The Secret History – Donna Tartt

A hedonistic, exclusive and troubled group of university friends studying Classics become increasingly obsessed with a noble murder, the ramifications of which undo them all. Rarely do you feel, reading contemporary fiction, that it’s finding its place among the great novels of history. This is certainly one of those: cult, compelling, modern, but rooted in an ancient mode (Tartt majored in Classics herself) that takes on epic proportions with exquisite detail. Touching and funny, it’s instantly accessible, with a Nick Carraway-style idealistic narrator, whose coming of age during the narrative is unconventional. It takes turns through incest, suicide, gore, sexuality and heartbreak – all of which are so beautifully realised that you are swept along effortlessly until the clamouring finish.

L’Etranger – Albert Camus

Meursault, a French-Algerian, is unique in the world: he cannot articulate anything that he does not truthfully feel. For this he becomes an alien in society, in which his unyielding grasp on the reality of his own interior life is utterly unwelcome. A murder leads to his active rejection from a world where you can be sentenced to death for not crying at your mother’s funeral. L’Étranger stays at the forefront of the mind as not only a concept that obsessed a generation, but a cornerstone in the literary understanding of existentialism (which Camus in fact rejected as a label), as well as the farce of human convention. Another rare experience of the novel is that nothing quite feels the same afterwards: crowds, heat and human interaction take on a hard permanence, underlaid by a tragic and biting sense of inherent injustice and falsehood. It is cynically fascinating, and not one for the faint hearted or sunnily optimistic.

Lolita – Vladimir Nabokov

A third cult classic! An alluring yet damaged man, Humbert Humbert, develops fantasised love affairs with pre-pubescent girls, and most deeply with his twelve-year-old step daughter. He pursues her with disastrous consequences for himself and for everyone they touch. The prose is rapturous, and takes you far away from the knee-jerk response to the novel’s paedophilia (indeed, it was only able to be published by a pornography house in its first edition). The conventional moral compass that one might expect to live by inside a narrative like this one is cast off into the void; we are presented with a complex, dark, mutuality between the pair, as wild, twisting and erratic as the huge literal journey they embark on. The great literary trick of the foreword and opening chapters carries you through to the end, completing a kind of hellish, satisfying cycle. The mind boggles at the sheer descriptive power of Nabokov, and that which he ascribes to his first-person narrator, a pang of joy and a twist of the knife in almost every sentence.

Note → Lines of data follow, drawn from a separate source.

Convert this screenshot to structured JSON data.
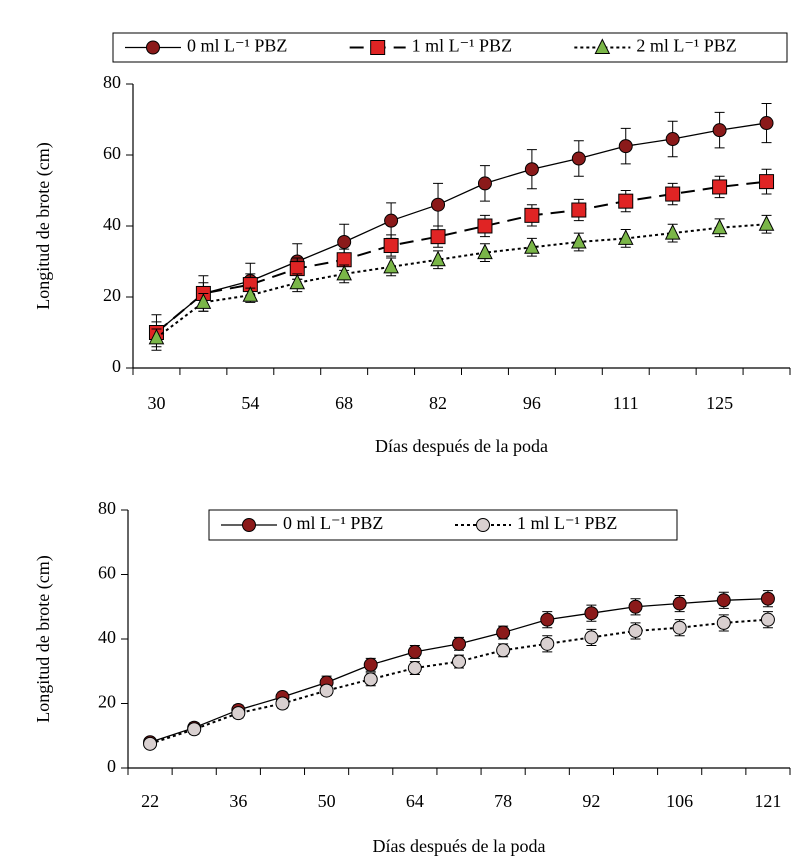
{
  "chart_data": [
    {
      "type": "line",
      "ylabel": "Longitud de brote (cm)",
      "xlabel": "Días después de la poda",
      "categories": [
        "30",
        null,
        "54",
        null,
        "68",
        null,
        "82",
        null,
        "96",
        null,
        "111",
        null,
        "125",
        null
      ],
      "ylim": [
        0,
        80
      ],
      "yticks": [
        0,
        20,
        40,
        60,
        80
      ],
      "legend": "top",
      "line_color": "#000000",
      "series": [
        {
          "name": "0 ml L⁻¹ PBZ",
          "color": "#8b1a1a",
          "marker": "circle",
          "line_style": "solid",
          "values": [
            10,
            21,
            24.5,
            30,
            35.5,
            41.5,
            46,
            52,
            56,
            59,
            62.5,
            64.5,
            67,
            69
          ],
          "errors": [
            5,
            5,
            5,
            5,
            5,
            5,
            6,
            5,
            5.5,
            5,
            5,
            5,
            5,
            5.5
          ]
        },
        {
          "name": "1 ml L⁻¹ PBZ",
          "color": "#e02424",
          "marker": "square",
          "line_style": "dashed",
          "values": [
            10,
            21,
            23.5,
            28,
            30.5,
            34.5,
            37,
            40,
            43,
            44.5,
            47,
            49,
            51,
            52.5
          ],
          "errors": [
            3,
            3,
            3,
            3,
            3,
            3,
            3,
            3,
            3,
            3,
            3,
            3,
            3,
            3.5
          ]
        },
        {
          "name": "2 ml L⁻¹ PBZ",
          "color": "#7ab648",
          "marker": "triangle",
          "line_style": "dotted",
          "values": [
            8.5,
            18.5,
            20.5,
            24,
            26.5,
            28.5,
            30.5,
            32.5,
            34,
            35.5,
            36.5,
            38,
            39.5,
            40.5
          ],
          "errors": [
            2.5,
            2.5,
            2,
            2.5,
            2.5,
            2.5,
            2.5,
            2.5,
            2.5,
            2.5,
            2.5,
            2.5,
            2.5,
            2.5
          ]
        }
      ]
    },
    {
      "type": "line",
      "ylabel": "Longitud de brote (cm)",
      "xlabel": "Días después de la poda",
      "categories": [
        "22",
        null,
        "36",
        null,
        "50",
        null,
        "64",
        null,
        "78",
        null,
        "92",
        null,
        "106",
        null,
        "121"
      ],
      "ylim": [
        0,
        80
      ],
      "yticks": [
        0,
        20,
        40,
        60,
        80
      ],
      "legend": "upper center",
      "line_color": "#000000",
      "series": [
        {
          "name": "0 ml L⁻¹ PBZ",
          "color": "#8b1a1a",
          "marker": "circle",
          "line_style": "solid",
          "values": [
            8,
            12.5,
            18,
            22,
            26.5,
            32,
            36,
            38.5,
            42,
            46,
            48,
            50,
            51,
            52,
            52.5
          ],
          "errors": [
            1,
            1.5,
            1.5,
            1.5,
            2,
            2,
            2,
            2,
            2,
            2.5,
            2.5,
            2.5,
            2.5,
            2.5,
            2.5
          ]
        },
        {
          "name": "1 ml L⁻¹ PBZ",
          "color": "#d9d0d0",
          "marker": "circle",
          "line_style": "dotted",
          "values": [
            7.5,
            12,
            17,
            20,
            24,
            27.5,
            31,
            33,
            36.5,
            38.5,
            40.5,
            42.5,
            43.5,
            45,
            46
          ],
          "errors": [
            1,
            1.5,
            1.5,
            1.5,
            1.5,
            2,
            2,
            2,
            2,
            2.5,
            2.5,
            2.5,
            2.5,
            2.5,
            2.5
          ]
        }
      ]
    }
  ]
}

Revolutionary Road – Richard Yates

Yates’ debut novel follows the deterioration of Frank and April Wheeler’s marriage in a stifling suburban setting. With frank honest and seamless prose Yates undermines the claustrophobic atmosphere of the 1950s America far more effectively than an episode of Mad Men ever could. His damning comments on burgeoning consumer culture with tales of casual misogyny, affairs and with human failure, particularly on the talented failing to recognise their potential. The exposure of the myth of the American Dream, as Yates wrote the novel in a period rife with McCarthyism and political tension is reflected in the two marriage. The narrative, in documenting the immense highs and lows of the couple (executed admirably in Sam Mendes’ film adaptation by Leonardo di Caprio and Kate Winslet) culminates in a tragic event the reader feels wholly and unforgettably immersed in.